Efeitos da fiança. Contrato de locação

TJSC. Efeitos da fiança. Contrato de locação. Execução de alugueres. Prorrogação por prazo indeterminado. Responsabilidade do fiador até a efetiva desocupação do imóvel. Cláusula contratual expressa. Inaplicabilidade do enunciado n. 214 da Súmula do STJ. Na hipótese de prorrogação automática de contrato de locação com prazo determinado para indeterminado — sem aditamento, pois — patente a inaplicabilidade do enunciado n. 214 da Súmula da jurisprudência do Superior Tribunal de Justiça, cumprindo ao fiador a responsabilidade pelo pagamento dos aluguéis e de parcelas do IPTU inadimplidos até a desocupação efetiva do imóvel, se assim houver manifestamente consentido, tanto mais se não tiver expressado a intenção exoneratória (art. 1500 do CC/16 e art. 835 CC/02).

Decisão
Acórdão: Apelação Cível n. 2006.013396-7, da Capital.
Relator: Des. Eládio Torret Rocha.
Data da decisão: 19.05.2008.

EMENTA: APELAÇÃO CÍVEL. CONTRATO DE LOCAÇÃO. EXECUÇÃO DE ALUGUERES. PRORROGAÇÃO POR PRAZO INDETERMINADO. RESPONSABILIDADE SOLIDÁRIA DO FIADOR ATÉ A EFETIVA DESOCUPAÇÃO DO IMÓVEL. CLÁUSULA CONTRATUAL EXPRESSA. INAPLICABILIDADE DO ENUNCIADO N. 214 DA SÚMULA DO SUPERIOR TRIBUNAL DE JUSTIÇA.RECURSO PROVIDO.

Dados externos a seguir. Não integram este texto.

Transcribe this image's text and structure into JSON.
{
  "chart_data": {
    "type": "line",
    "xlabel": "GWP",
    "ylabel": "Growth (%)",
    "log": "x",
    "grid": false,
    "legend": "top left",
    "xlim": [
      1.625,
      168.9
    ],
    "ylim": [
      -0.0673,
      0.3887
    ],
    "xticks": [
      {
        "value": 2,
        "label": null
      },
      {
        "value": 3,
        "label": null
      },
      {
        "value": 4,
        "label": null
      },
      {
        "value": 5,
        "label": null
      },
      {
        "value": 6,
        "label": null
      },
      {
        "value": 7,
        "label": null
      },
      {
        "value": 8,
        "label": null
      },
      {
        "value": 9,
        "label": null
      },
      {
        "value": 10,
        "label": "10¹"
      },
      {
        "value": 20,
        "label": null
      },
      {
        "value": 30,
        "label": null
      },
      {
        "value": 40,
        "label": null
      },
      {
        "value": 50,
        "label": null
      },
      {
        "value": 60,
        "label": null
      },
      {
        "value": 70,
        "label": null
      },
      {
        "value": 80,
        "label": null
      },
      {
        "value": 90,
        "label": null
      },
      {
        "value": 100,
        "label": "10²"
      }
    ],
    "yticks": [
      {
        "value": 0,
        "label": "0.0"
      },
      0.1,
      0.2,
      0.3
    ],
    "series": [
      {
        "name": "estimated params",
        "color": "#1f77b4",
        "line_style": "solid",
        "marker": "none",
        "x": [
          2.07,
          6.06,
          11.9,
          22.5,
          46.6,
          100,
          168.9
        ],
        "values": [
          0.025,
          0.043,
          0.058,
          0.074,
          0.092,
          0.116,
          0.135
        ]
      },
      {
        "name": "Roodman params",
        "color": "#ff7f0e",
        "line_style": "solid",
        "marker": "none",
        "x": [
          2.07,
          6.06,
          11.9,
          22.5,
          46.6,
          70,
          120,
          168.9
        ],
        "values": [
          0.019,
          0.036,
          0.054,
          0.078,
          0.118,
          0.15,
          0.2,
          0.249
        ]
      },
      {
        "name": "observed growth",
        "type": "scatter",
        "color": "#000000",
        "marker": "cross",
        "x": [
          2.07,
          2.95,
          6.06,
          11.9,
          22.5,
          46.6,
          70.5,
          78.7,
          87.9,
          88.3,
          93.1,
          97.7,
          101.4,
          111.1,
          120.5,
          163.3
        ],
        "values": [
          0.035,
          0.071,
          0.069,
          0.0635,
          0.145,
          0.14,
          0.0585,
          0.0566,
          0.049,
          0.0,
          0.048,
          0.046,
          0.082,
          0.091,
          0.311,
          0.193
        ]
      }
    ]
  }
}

Na hipótese de prorrogação automática de contrato de locação com prazo determinado para indeterminado — sem aditamento, pois — patente a inaplicabilidade do enunciado n. 214 da Súmula da jurisprudência do Superior Tribunal de Justiça, cumprindo ao fiador a responsabilidade pelo pagamento dos aluguéis e de parcelas do IPTU inadimplidos até a desocupação efetiva do imóvel, se assim houver manifestamente consentido, tanto mais se não tiver expressado a intenção exoneratória (art. 1500 do CC/16 e art. 835 CC/02).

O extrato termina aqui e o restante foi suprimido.